9. A crítica externa.

A crítica a que chamei externa, pelo contrário, funda noutros princípios os seus raciocínios; e essa já não é legítima. Realmente, com que direito pode alguém pretender que aceitemos esses outros princípios? Não são evidentes: se o fossem estávamos caídos na crítica interna. Não são fatos observados, pela mesma razão. Como princípios de filosofia, são portanto perfeitamente arbitrários. Podemos, devemos, recusar semelhante crítica, que, por muito engenhosamente que a apresentem, por muito bem feita que seja, peca pela base; é um ídolo com pés de barro.

Um desses princípios arbitrários, que muitas vezes passa despercebido, é o de que se deve começar pela crítica. Em nome de quê? Em qualquer altura que a crítica se faça, a única coisa que a lógica pode exigir é esta: que, se ela demonstrar a inanidade das bases do nosso conhecimento, deitemos abaixo tudo quanto já tenhamos feito. Contra o não se fazer uma crítica inicial, um cético só poderia objetar o risco de desperdiçar trabalho; mas há, em contraposição a vantagem preciosa de não se abordarem os assuntos sem se terem na mão os elementos necessários para a sua solução. Citemos um caso análogo. Suponhamos que alguém tinha de fazer a vistoria duma propriedade, em que havia um poço; e resolvia, arbitrariamente, começar a vistoria pelo fundo do poço. Saltava para o poço, de que não tinha meios de sair, ficava lá dentro, e declarava impossível fazer a vistoria. Seria razoável esta maneira de proceder? No entanto, é a que adotam os que começam pela crítica do conhecimento. Suponhamos agora que outro começava a vistoria pelo resto da propriedade; em qualquer dependência, encontrava uma escada que lhe permitia descer ao poço; terminado o trabalho, teria vistoriado toda a propriedade, incluído o poço; teria feito seira dificuldade o que o primeiro declarava impossível. É o que pretendem os que só abordam o estudo do conhecimento depois de terem tratado da metafísica.

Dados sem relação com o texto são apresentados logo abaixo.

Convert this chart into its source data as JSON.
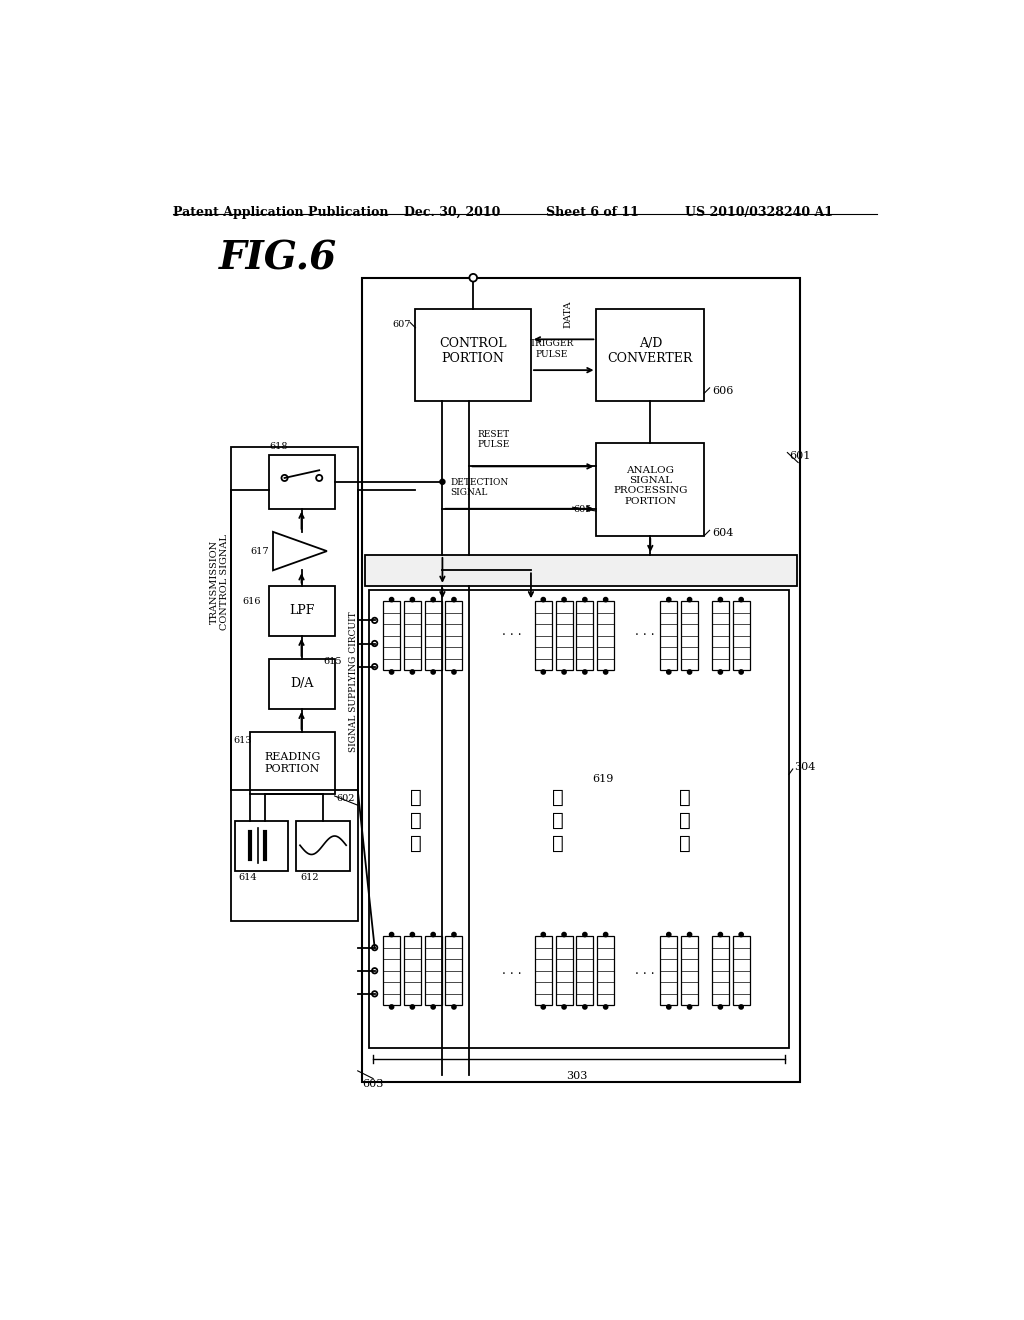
{
  "bg_color": "#ffffff",
  "header_text": "Patent Application Publication",
  "header_date": "Dec. 30, 2010",
  "header_sheet": "Sheet 6 of 11",
  "header_patent": "US 2010/0328240 A1"
}
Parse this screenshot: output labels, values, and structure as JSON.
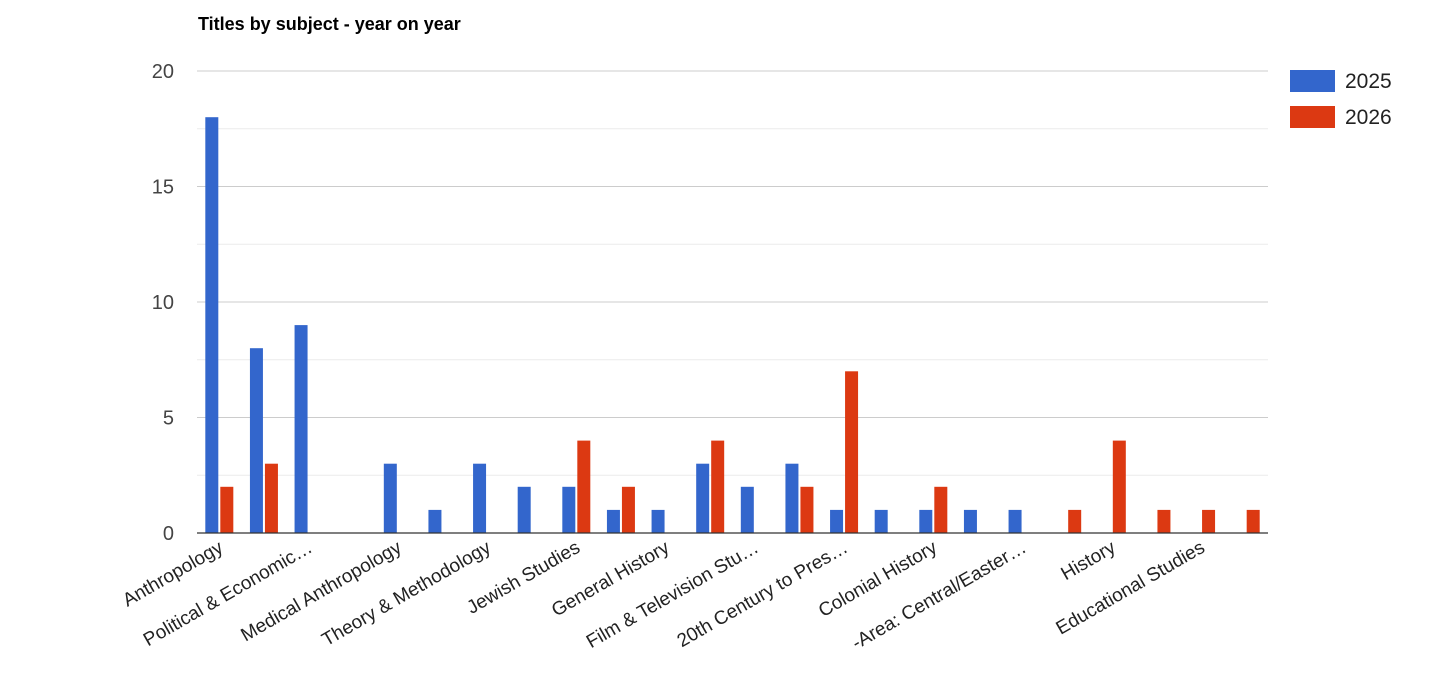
{
  "chart_data": {
    "type": "bar",
    "title": "Titles by subject - year on year",
    "xlabel": "",
    "ylabel": "",
    "ylim": [
      0,
      20
    ],
    "yticks": [
      0,
      5,
      10,
      15,
      20
    ],
    "grid": true,
    "legend_position": "right",
    "categories": [
      "Anthropology",
      "",
      "Political & Economic…",
      "",
      "Medical Anthropology",
      "",
      "Theory & Methodology",
      "",
      "Jewish Studies",
      "",
      "General History",
      "",
      "Film & Television Stu…",
      "",
      "20th Century to Pres…",
      "",
      "Colonial History",
      "",
      "-Area: Central/Easter…",
      "",
      "History",
      "",
      "Educational Studies",
      ""
    ],
    "series": [
      {
        "name": "2025",
        "color": "#3366cc",
        "values": [
          18,
          8,
          9,
          0,
          3,
          1,
          3,
          2,
          2,
          1,
          1,
          3,
          2,
          3,
          1,
          1,
          1,
          1,
          1,
          0,
          0,
          0,
          0,
          0
        ]
      },
      {
        "name": "2026",
        "color": "#dc3912",
        "values": [
          2,
          3,
          0,
          0,
          0,
          0,
          0,
          0,
          4,
          2,
          0,
          4,
          0,
          2,
          7,
          0,
          2,
          0,
          0,
          1,
          4,
          1,
          1,
          1
        ]
      }
    ]
  }
}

A crítica prévia erigida em princípio não se opõe diretamente aos princípios evidentes, embora erice de dificuldades o caminho de quem se quer basear neles. Mas há, entre os admitidos pelos filósofos modernos, muitos princípios arbitrários que contrariam os que apresentei. Aos que nos criticam, baseados neles, podemos responder que todo o raciocínio se baseia em princípios, o deles como o nosso. Se eles negam os nossos, sem motivo, nós, fundados na evidência, podemos negar os deles, por maioria de razão.